"Зачем мне знать, что происходит в твоей жизни на стороне? – Аня всегда легко выдавала мужу карт-бланш. – Я никогда не буду рыться в твоих записных книжках, тайком читать твои сообщения, изучать список звонков. Все мы люди. Может случиться всякое. Никто не застрахован. Но если это случайная связь, мужская блажь, женская хитрость – это отнюдь не повод для расставания. Поэтому я ничего не хочу знать сверх того, что положено".
"Ты и не будешь", – мысленно пообещал жене Гольцов и отправил Мельниковой сообщение: "Где и когда?"
Получив его, Жанна обрадовалась, потому что не было ничего проще, чем осуществить это "ГДЕ и КОГДА" при условии, что ты владелица своей собственной, отдельной от мужа однокомнатной квартиры. Правда, ключи от нее были неосмотрительно переданы ближайшей подруге, но это делу не помеха: "Приду и заберу". Правда, через минуту раздумала, потому что хорошее настроение пробудило в ней благородство.

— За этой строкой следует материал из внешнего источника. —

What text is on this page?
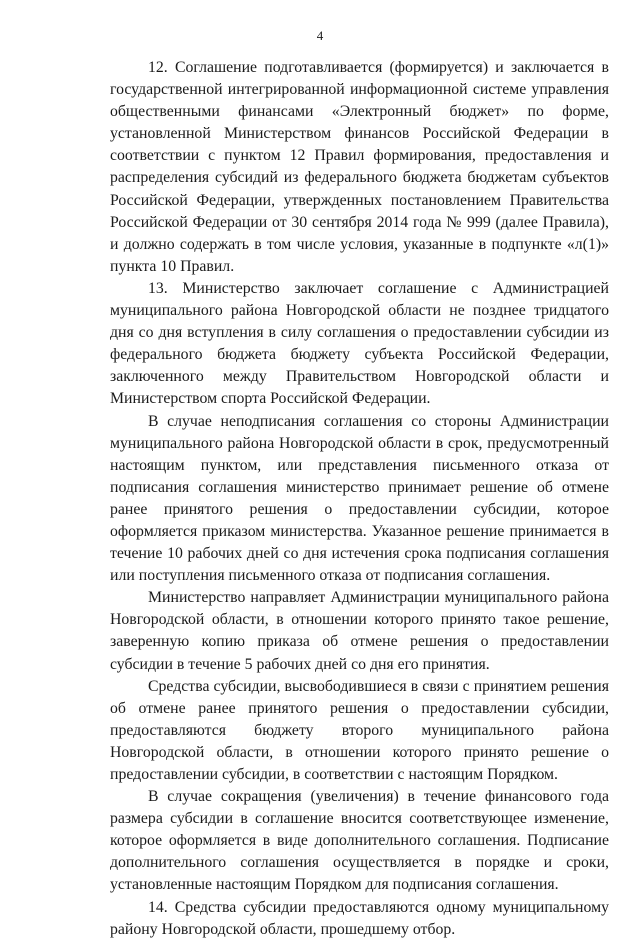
4

12. Соглашение подготавливается (формируется) и заключается в государственной интегрированной информационной системе управления общественными финансами «Электронный бюджет» по форме, установленной Министерством финансов Российской Федерации в соответствии с пунктом 12 Правил формирования, предоставления и распределения субсидий из федерального бюджета бюджетам субъектов Российской Федерации, утвержденных постановлением Правительства Российской Федерации от 30 сентября 2014 года № 999 (далее Правила), и должно содержать в том числе условия, указанные в подпункте «л(1)» пункта 10 Правил.

13. Министерство заключает соглашение с Администрацией муниципального района Новгородской области не позднее тридцатого дня со дня вступления в силу соглашения о предоставлении субсидии из федерального бюджета бюджету субъекта Российской Федерации, заключенного между Правительством Новгородской области и Министерством спорта Российской Федерации.

В случае неподписания соглашения со стороны Администрации муниципального района Новгородской области в срок, предусмотренный настоящим пунктом, или представления письменного отказа от подписания соглашения министерство принимает решение об отмене ранее принятого решения о предоставлении субсидии, которое оформляется приказом министерства. Указанное решение принимается в течение 10 рабочих дней со дня истечения срока подписания соглашения или поступления письменного отказа от подписания соглашения.

Министерство направляет Администрации муниципального района Новгородской области, в отношении которого принято такое решение, заверенную копию приказа об отмене решения о предоставлении субсидии в течение 5 рабочих дней со дня его принятия.

Средства субсидии, высвободившиеся в связи с принятием решения об отмене ранее принятого решения о предоставлении субсидии, предоставляются бюджету второго муниципального района Новгородской области, в отношении которого принято решение о предоставлении субсидии, в соответствии с настоящим Порядком.

В случае сокращения (увеличения) в течение финансового года размера субсидии в соглашение вносится соответствующее изменение, которое оформляется в виде дополнительного соглашения. Подписание дополнительного соглашения осуществляется в порядке и сроки, установленные настоящим Порядком для подписания соглашения.

14. Средства субсидии предоставляются одному муниципальному району Новгородской области, прошедшему отбор.
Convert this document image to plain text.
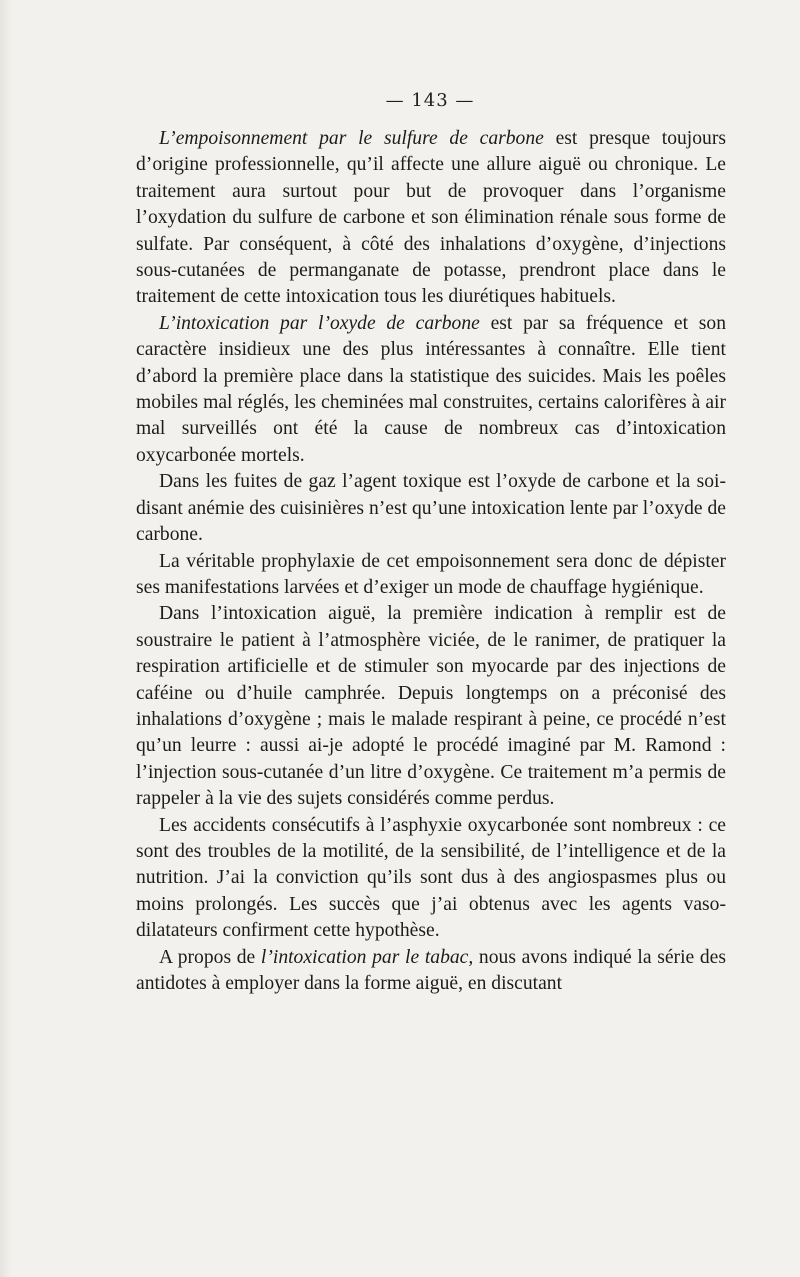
— 143 —

L’empoisonnement par le sulfure de carbone est presque toujours d’origine professionnelle, qu’il affecte une allure aiguë ou chronique. Le traitement aura surtout pour but de provoquer dans l’organisme l’oxydation du sulfure de carbone et son élimination rénale sous forme de sulfate. Par conséquent, à côté des inhalations d’oxygène, d’injections sous-cutanées de permanganate de potasse, prendront place dans le traitement de cette intoxication tous les diurétiques habituels.

L’intoxication par l’oxyde de carbone est par sa fréquence et son caractère insidieux une des plus intéressantes à connaître. Elle tient d’abord la première place dans la statistique des suicides. Mais les poêles mobiles mal réglés, les cheminées mal construites, certains calorifères à air mal surveillés ont été la cause de nombreux cas d’intoxication oxycarbonée mortels.

Dans les fuites de gaz l’agent toxique est l’oxyde de carbone et la soi-disant anémie des cuisinières n’est qu’une intoxication lente par l’oxyde de carbone.

La véritable prophylaxie de cet empoisonnement sera donc de dépister ses manifestations larvées et d’exiger un mode de chauffage hygiénique.

Dans l’intoxication aiguë, la première indication à remplir est de soustraire le patient à l’atmosphère viciée, de le ranimer, de pratiquer la respiration artificielle et de stimuler son myocarde par des injections de caféine ou d’huile camphrée. Depuis longtemps on a préconisé des inhalations d’oxygène ; mais le malade respirant à peine, ce procédé n’est qu’un leurre : aussi ai-je adopté le procédé imaginé par M. Ramond : l’injection sous-cutanée d’un litre d’oxygène. Ce traitement m’a permis de rappeler à la vie des sujets considérés comme perdus.

Les accidents consécutifs à l’asphyxie oxycarbonée sont nombreux : ce sont des troubles de la motilité, de la sensibilité, de l’intelligence et de la nutrition. J’ai la conviction qu’ils sont dus à des angiospasmes plus ou moins prolongés. Les succès que j’ai obtenus avec les agents vaso-dilatateurs confirment cette hypothèse.

A propos de l’intoxication par le tabac, nous avons indiqué la série des antidotes à employer dans la forme aiguë, en discutant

А благородство – сочувствие: Жанна решила не лишать Гольцову возможности предаться утехам с любовником, которого, скорее всего, просто не существует. "Успеем", – уступила дорогу подруге Жанка и впала в полное благодушие: все складывалось как нельзя лучше.
Утром, вернув сотовый к жизни, Анна наспех изучала пропущенные в течение вчерашнего дня эсэмэс, некоторые стирая сразу же, как только высвечивался адресант. Мельниковское послание с названием улицы и номером ее однокомнатной квартиры она малодушно стирать не стала и даже бросила в сумку злосчастные ключи от Жанкиной квартиры, после чего, нацепив на шею улитку из муранского стекла, отправилась на работу, не дожидаясь, когда Анатолий выйдет из душа. Измученная вчерашней невнятицей, Анна решила действовать на опережение, наивно полагая, что таким образом сможет заставить биться свое сердце иначе.
В том, что это не так, она убедилась, как только увидела Руслана Викентьевича Бравина, немного осунувшегося, что вполне можно было бы списать на жару и отсутствие аппетита. "Какое мне дело!" – Аня дала слово не поддаваться порыву и присоединилась к коллегам, собравшимся в ожидании Вергайкина, который был в кабинете уже с семи утра, но, как это за ним водилось, сознательно держал людей в отдалении, чтобы повысить градус тревожности…
– Не знаете, почему так долго? – нервничал министр труда и спрашивал каждого, кто сталкивался с ним взглядом.
– Как обычно, – пожала плечами Анна и опустила голову, сделав вид, что изучает принесенные с собой бумаги.
Наконец к Вергайкину пригласили.
– Соскучились? – неформально поприветствовал собравшихся губернатор и, начав с итогов экономического форума, плавно перешел к вопросам ужасающей неграмотности алынских чиновников. – Будем осваивать опыт соседей, – пообещал Вергайкин и потребовал ввести для сотрудников Администрации обязательный экзамен на знание русского языка и делопроизводства.
"Зачем?" – хотела спросить Вергайкина Анна, но промолчала, понимая, что первым, кто гарантированно провалит экзамен, окажется сам губернатор.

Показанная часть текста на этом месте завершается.